Thank you for taking action!

SB 259 "Out-of-Network Health Care Provider Charges" was defeated thanks to you and organized medicine!

Our analysis of this bill was that:

  • The issues surrounding OON provider charges are more complex than those addressed in this legislation. Not all providers choose to be out of network. Plans are narrowing their networks and are deselecting physicians without cause and disrupting continuity of care between physicians and patients.
  • The bill provides unfair bargaining power to health plans during contract negotiations with physicians, even with larger multi and single-specialty practices. These negotiations are often conducted between Fortune 100 insurance companies with huge infrastructure and small physician practices. One of the last remaining bargaining points physicians have is not contracting in order to compel plans to set fair and reasonable business terms for in-network services. Allowing plans to pay their average in network rate for the relevant geographic area places a cap on OON charges, and de facto sets the contract (par) rates. This, in effect, is a rate regulation by health plans.
  • The required filing of a lawsuit to collect reasonable OON charges will increase administrative burdens and practice costs on already stressed physician practices.  This absolutely adds to physician administrative costs and is literally not financially sustainable for physicians. 
  • Before services are rendered physicians will be required to notify insured persons of "out of network" status if reasonably practicable. The provider's OON status will often not be known given multiple products being sold by individual health plans and the movement to commercial narrow network plans also being sold. Such notification places the consumer in the untenable position of making a last minute choice or being liable for OON charges.
  • Capping out-of-network payments to "at least carrier's average in network rate for the relevant geographic area" will incentivize plans to set their in network rates very low (see Report of Office of the Attorney General, State of NY, The Consumer Reimbursement System is Code Blue - legal precedence that carrier's do not set reimbursement at a fair and reasonable amount.)
  • Health plans are required under current law to hold the patient harmless from OON billings. Health plans have failed to put adequate processes in place to assure that these consumer protections are implemented. As a result, consumers are complaining that they feel obligated to pay the OON provider themselves.
  • Charitable hardship exemptions will go by the wayside. Threatening physicians with additional liability exposure will shut down charitable hardship exemptions. The bill does not state how carriers will determine if the insured did not qualify for a charitable exemption or what proof would be necessary.  The plans will have the unfettered ability to declare that a particular service is a per se deceptive business practice and the physician would have to sue in civil court to get paid for services.

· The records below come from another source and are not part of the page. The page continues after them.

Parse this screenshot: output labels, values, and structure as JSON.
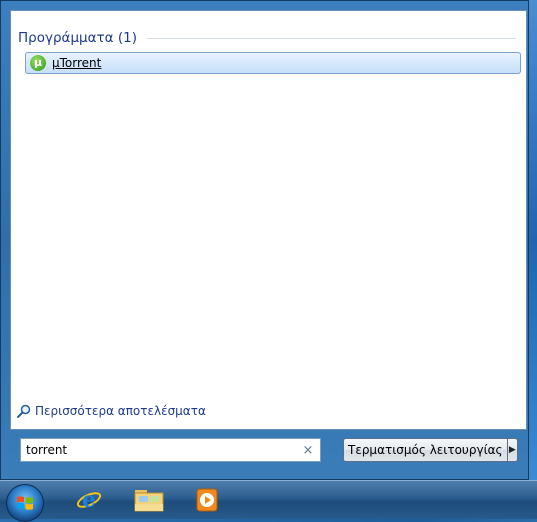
{
  "start_menu": {
    "section_title": "Προγράμματα (1)",
    "results": [
      {
        "label": "µTorrent",
        "icon": "utorrent-icon",
        "icon_glyph": "µ"
      }
    ],
    "more_results_label": "Περισσότερα αποτελέσματα",
    "search": {
      "value": "torrent",
      "clear_glyph": "×"
    },
    "shutdown": {
      "label": "Τερματισμός λειτουργίας",
      "arrow_glyph": "▶"
    }
  },
  "taskbar": {
    "items": [
      {
        "name": "start-orb",
        "icon": "windows-logo-icon"
      },
      {
        "name": "internet-explorer",
        "icon": "internet-explorer-icon"
      },
      {
        "name": "windows-explorer",
        "icon": "folder-icon"
      },
      {
        "name": "media-player",
        "icon": "media-player-icon"
      }
    ]
  },
  "colors": {
    "accent_text": "#1e3a8f",
    "selection_bg": "#d6e8fb",
    "taskbar": "#2b5d8e"
  }
}
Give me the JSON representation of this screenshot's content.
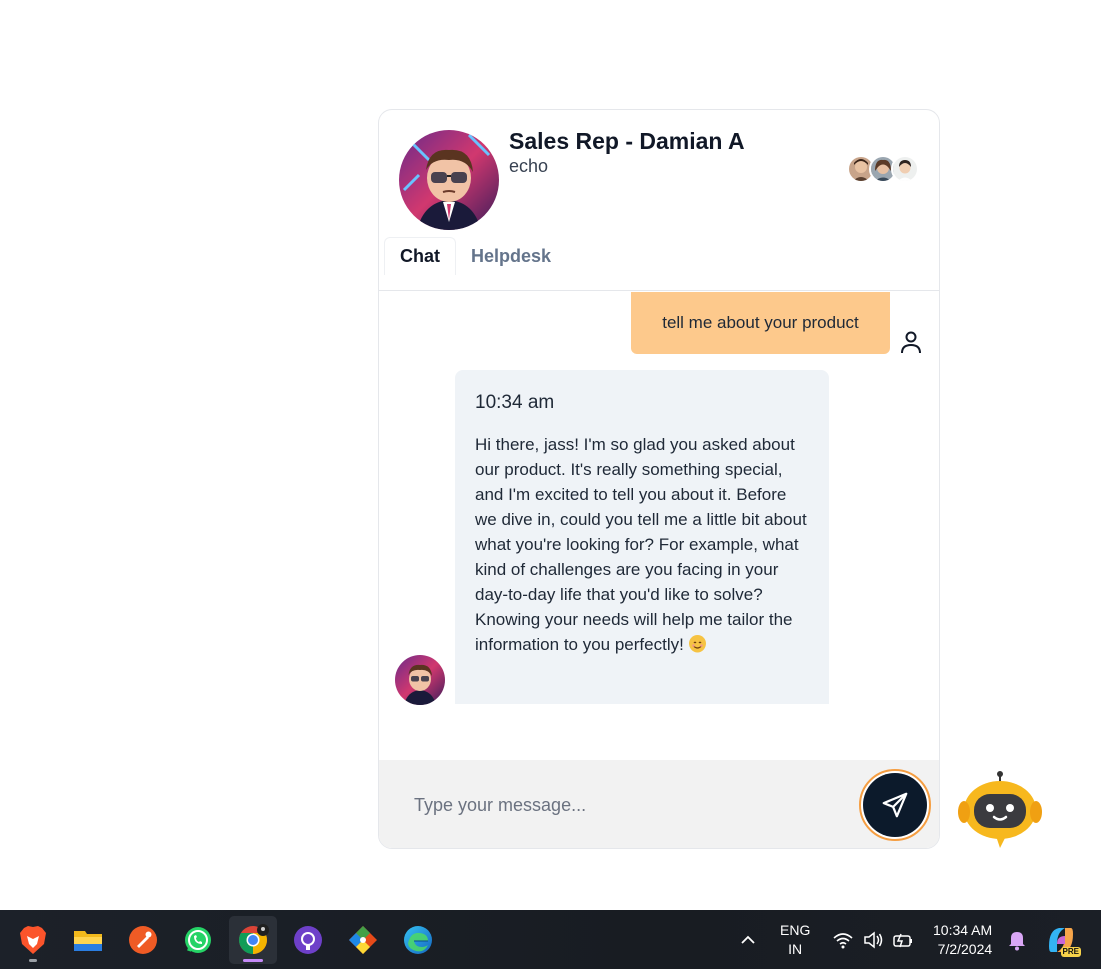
{
  "chat": {
    "title": "Sales Rep - Damian A",
    "subtitle": "echo",
    "tabs": [
      {
        "label": "Chat",
        "active": true
      },
      {
        "label": "Helpdesk",
        "active": false
      }
    ],
    "messages": {
      "user": {
        "text": "tell me about your product"
      },
      "bot": {
        "time": "10:34 am",
        "text": "Hi there, jass! I'm so glad you asked about our product. It's really something special, and I'm excited to tell you about it. Before we dive in, could you tell me a little bit about what you're looking for? For example, what kind of challenges are you facing in your day-to-day life that you'd like to solve? Knowing your needs will help me tailor the information to you perfectly!"
      }
    },
    "input": {
      "placeholder": "Type your message...",
      "value": ""
    },
    "colors": {
      "user_bubble": "#fdc98c",
      "bot_bubble": "#eff3f7",
      "send_button": "#0c1a2b",
      "send_ring": "#f59e42"
    }
  },
  "taskbar": {
    "apps": [
      "brave-icon",
      "file-explorer-icon",
      "postman-icon",
      "whatsapp-icon",
      "chrome-icon",
      "github-desktop-icon",
      "git-icon",
      "edge-icon"
    ],
    "active_app": "chrome-icon",
    "language": {
      "line1": "ENG",
      "line2": "IN"
    },
    "time": "10:34 AM",
    "date": "7/2/2024",
    "copilot_badge": "PRE"
  }
}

The provisions of this bill are such that when a physician provides out-of-network (OON) services in an emergency or at an in-network facility:

  • The OON provider, who does not have a contract with the health plan, is required to submit a bill to the person's health plan, and not collect any payment from the patient, beyond deductibles, copayment and coinsurance and is prohibited from any further balance billing of the patient.
  • The health plan is allowed to reimburse the OON physician the average in-network or contract rate for the relevant geographic area as established by the health plan. 
  • To receive more than the average contracted rate established by the health plan, the OON physician must:

1. Prove that the patient was notified of the provider's non-participation status or that providing such disclosure was not "reasonably practicable" (such disclosure will not waive the patient's rights to be held harmless and "reasonably practicable" is not defined); and,
2. Submit a demand for any remaining amount to the health plan.
The health plan is required to either pay the demanded amount or attempt to negotiate the difference. Because there is no requirement that the negotiations meet an agreement or result in additional payment, to collect usual OON charges, a physician will have to hire an attorney, file a civil action, pay the cost of filing the lawsuit, all on a claim-by-claim basis and wait a minimum of 100 days to be paid.  This process is burdensome, time consuming, costly for physician practices and simply not realistic. 

If a physician, in the course of business, waives any deductible, copayment or coinsurance on any claim:

Except for schools and charitable purpose (substantial financial hardship), the physician, without any due process, could be determined by the health plan to have engaged in deceptive trade practices and forfeits any right to reimbursement. This imposes strict or per se liability for even one waiver of a copay where the health plan contends the insured did not have a substantial hardship, permits the health plan to deny coverage, without any due process for the physician, and forces the physician to sue for his or her reasonable charges.

For non-emergent services with an OON provider:

For non-emergent services with an OON provider, the bill mandates that a physician get a written patient-disclosure/consent that the patient is knowingly seeking services with an OON provider, including upon request from the patient, the amount or estimated amount of the charges to be billed absent unforeseen circumstances.  The physician may not bill the person for OON services unless the person has chosen in writing, at or before the time of services to use the OON provider.